相当の地代に満たない地代が支払われている場合の借地権及び貸宅地の評価

Q.私の父が生前貸していた土地は、賃貸借契約の当初は、その土地の自用地としての価額の6%相当の地代を収受していましたが、その後地代の改定もなく、父の相続開始があった時点では、地価の上昇により6%にも満たない地代となっていました。この場合私が相続したこの貸宅地はどのように評価しますか。また、借主側の借地権の評価についても併せて説明してください。

A.相当の地代に満たない地代を収受している場合、その貸宅地は土地の自用地としての価額から、特定の計算式に従って計算された借地権の価額を引いた金額で評価します。この計算式で求めた金額が借主側の借地権の価額になります。支払われている地代が通常より低い場合、この特定の計算により求めた借地権の価額でその土地を評価します。具体的な計算例として、土地の自用地としての価額が40,000,000円、その土地の自用地としての過去3年間の平均価額が34,000,000円、相当の地代の年額が2,040,000円、実際に受け取っている地代が1,500,000円の場合、通常の地代の年額は840,000円となり、この条件を計算式に適用すると借地権の価額が12,600,000円となります。したがって、相続した貸宅地の評価額は、収受している地代が相当の地代に満たない場合でも、自用地としての価額から計算された借地権の価額を引いた金額で評価され、その金額が土地の自用地としての価額の80%に相当する金額を超えるときは、その80%の金額で評価されます。計算例では、貸宅地の評価額は27,400,000円ですが、算出された価額が土地の自用地としての価額の80%に相当する32,000,000円を超える場合は、32,000,000円と評価されます。

相当の地代が支払われている場合の借地権及び貸宅地の評価

Q.権利金を支払わないで、相当の地代を支払うこととして、建物の所有を目的とした土地の賃貸借契約があった場合の、借地権及び貸宅地の評価はどのようにしますか。

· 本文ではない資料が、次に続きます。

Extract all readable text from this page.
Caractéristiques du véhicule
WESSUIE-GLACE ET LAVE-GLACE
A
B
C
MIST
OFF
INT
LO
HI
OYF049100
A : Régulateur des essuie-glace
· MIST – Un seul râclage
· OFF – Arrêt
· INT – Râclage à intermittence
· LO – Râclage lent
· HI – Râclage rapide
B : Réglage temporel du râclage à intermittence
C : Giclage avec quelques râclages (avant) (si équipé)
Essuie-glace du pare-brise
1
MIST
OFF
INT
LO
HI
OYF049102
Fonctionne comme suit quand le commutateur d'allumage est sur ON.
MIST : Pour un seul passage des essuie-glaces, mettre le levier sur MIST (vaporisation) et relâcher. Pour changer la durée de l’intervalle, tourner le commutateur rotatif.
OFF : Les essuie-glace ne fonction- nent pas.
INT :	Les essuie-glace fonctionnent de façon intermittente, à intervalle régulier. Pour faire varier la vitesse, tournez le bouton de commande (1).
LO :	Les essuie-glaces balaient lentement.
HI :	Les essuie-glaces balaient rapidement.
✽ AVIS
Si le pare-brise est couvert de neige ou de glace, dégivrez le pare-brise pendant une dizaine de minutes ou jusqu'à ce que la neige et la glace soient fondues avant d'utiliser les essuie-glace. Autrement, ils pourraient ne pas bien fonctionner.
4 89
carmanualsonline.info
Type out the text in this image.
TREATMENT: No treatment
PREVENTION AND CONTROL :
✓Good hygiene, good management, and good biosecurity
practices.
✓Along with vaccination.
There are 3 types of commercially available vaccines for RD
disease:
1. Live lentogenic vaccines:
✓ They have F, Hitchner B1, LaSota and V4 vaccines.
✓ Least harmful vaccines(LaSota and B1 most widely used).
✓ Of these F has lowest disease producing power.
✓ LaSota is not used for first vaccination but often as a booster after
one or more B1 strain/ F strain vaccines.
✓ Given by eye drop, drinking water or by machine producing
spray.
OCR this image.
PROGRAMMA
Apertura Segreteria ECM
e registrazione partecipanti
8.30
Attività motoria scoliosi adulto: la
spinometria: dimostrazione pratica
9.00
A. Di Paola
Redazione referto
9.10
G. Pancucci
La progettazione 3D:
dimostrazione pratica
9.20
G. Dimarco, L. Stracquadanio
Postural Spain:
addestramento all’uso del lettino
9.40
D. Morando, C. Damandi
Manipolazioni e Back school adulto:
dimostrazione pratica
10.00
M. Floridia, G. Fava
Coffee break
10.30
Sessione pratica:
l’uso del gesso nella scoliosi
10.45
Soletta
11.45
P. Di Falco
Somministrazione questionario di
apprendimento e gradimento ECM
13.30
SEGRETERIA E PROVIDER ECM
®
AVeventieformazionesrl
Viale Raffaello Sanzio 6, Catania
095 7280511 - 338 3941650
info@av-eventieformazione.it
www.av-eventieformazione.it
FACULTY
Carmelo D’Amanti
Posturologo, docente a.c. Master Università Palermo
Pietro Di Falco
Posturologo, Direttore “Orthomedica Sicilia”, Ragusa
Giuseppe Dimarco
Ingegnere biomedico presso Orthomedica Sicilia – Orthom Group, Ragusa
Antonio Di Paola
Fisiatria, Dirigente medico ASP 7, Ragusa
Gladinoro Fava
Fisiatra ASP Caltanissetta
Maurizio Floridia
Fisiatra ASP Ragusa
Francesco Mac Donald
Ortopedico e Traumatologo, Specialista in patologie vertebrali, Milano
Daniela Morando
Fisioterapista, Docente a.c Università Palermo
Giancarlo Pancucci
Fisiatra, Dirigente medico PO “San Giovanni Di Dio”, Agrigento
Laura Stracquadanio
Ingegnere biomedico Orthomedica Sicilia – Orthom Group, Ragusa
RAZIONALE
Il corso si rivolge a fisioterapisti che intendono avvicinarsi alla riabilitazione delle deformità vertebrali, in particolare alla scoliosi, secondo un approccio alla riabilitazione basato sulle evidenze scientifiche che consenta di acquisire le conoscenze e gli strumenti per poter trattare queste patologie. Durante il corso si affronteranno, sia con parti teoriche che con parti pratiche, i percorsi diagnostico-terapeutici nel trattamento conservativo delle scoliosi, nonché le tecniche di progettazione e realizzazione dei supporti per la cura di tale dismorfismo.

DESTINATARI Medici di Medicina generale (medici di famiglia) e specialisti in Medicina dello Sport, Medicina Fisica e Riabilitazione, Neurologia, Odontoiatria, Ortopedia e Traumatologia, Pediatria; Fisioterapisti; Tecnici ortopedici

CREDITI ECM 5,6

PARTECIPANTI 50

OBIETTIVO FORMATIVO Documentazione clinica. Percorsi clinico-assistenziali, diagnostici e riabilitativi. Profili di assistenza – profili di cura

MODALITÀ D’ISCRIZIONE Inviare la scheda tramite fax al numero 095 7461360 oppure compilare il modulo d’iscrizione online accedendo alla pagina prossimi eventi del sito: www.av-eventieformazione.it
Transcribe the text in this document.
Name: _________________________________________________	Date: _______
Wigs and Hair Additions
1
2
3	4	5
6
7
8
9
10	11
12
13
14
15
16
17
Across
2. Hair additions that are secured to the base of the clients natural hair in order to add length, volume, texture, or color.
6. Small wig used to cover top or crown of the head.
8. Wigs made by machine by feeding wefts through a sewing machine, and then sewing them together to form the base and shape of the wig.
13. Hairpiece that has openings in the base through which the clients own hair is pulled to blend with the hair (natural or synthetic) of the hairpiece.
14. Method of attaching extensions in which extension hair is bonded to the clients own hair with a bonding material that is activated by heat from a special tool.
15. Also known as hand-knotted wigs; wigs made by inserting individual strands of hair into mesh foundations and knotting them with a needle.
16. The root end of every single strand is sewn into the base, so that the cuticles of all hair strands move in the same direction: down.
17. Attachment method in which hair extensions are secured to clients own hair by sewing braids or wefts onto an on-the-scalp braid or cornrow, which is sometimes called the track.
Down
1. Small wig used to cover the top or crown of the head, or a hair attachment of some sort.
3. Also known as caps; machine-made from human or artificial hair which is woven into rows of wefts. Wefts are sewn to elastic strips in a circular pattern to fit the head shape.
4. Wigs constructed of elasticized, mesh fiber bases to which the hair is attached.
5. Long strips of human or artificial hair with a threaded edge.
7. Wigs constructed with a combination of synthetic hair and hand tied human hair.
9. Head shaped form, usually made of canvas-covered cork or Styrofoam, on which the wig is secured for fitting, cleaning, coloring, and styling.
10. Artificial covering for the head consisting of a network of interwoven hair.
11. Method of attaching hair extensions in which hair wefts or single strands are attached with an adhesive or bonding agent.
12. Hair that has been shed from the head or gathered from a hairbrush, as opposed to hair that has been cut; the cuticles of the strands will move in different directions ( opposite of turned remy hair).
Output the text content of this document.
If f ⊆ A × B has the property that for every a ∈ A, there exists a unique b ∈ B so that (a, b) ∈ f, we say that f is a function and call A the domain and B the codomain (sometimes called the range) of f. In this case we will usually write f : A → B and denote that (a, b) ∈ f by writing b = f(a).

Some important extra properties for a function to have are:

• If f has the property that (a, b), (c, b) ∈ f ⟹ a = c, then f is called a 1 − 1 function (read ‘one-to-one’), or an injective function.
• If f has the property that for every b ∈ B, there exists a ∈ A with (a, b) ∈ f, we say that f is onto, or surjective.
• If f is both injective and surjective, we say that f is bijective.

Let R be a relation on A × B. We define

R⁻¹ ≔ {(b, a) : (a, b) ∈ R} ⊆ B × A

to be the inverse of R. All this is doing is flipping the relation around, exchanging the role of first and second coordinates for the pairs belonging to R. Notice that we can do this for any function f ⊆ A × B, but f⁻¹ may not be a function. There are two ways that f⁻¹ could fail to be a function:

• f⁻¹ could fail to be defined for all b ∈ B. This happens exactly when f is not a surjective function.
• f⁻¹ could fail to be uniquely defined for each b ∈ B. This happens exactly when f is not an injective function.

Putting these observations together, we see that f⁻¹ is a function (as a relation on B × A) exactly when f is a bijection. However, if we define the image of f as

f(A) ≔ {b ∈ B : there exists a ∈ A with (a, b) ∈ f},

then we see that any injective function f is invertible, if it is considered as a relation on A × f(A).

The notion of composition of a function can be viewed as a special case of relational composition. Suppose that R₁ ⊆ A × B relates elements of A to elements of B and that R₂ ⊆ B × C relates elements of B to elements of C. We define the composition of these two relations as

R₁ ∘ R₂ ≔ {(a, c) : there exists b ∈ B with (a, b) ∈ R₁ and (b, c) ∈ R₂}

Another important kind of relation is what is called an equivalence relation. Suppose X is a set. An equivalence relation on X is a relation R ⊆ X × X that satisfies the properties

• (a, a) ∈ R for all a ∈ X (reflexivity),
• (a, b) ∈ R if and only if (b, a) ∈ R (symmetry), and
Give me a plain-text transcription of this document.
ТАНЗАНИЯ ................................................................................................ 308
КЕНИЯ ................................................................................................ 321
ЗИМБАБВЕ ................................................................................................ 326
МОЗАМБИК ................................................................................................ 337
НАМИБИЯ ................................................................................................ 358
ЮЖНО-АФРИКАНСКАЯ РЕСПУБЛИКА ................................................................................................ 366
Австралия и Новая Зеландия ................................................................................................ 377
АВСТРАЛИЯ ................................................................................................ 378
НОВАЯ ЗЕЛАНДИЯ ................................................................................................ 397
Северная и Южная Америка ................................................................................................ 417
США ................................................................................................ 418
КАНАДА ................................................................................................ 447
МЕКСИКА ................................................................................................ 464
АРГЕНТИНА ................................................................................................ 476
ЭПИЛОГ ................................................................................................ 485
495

A.相当の地代が支払われている場合、借地権の評価額は0円とし、貸宅地については、自用地としての価額の80%に相当する金額で評価します。通常、権利金を支払う取引の習慣がある地域で、権利金の代わりに相当の地代を支払って土地を借りている場合、相続などにより借地権を取得した際、その借地権の価値は0円とされます。ここで言う「相当の地代」とは、自用地としての相続税評価額の過去3年間の平均値の約6%の地代のことです。貸宅地(底地)については、自用地としての価額の80%で評価されます。この評価方法は、底地について自用地価額を適用する考え方への調整として、借地権が取引されない地域でも自用地の価額から20%を控除している事実を踏まえ、20%控除することが妥当であるとされています。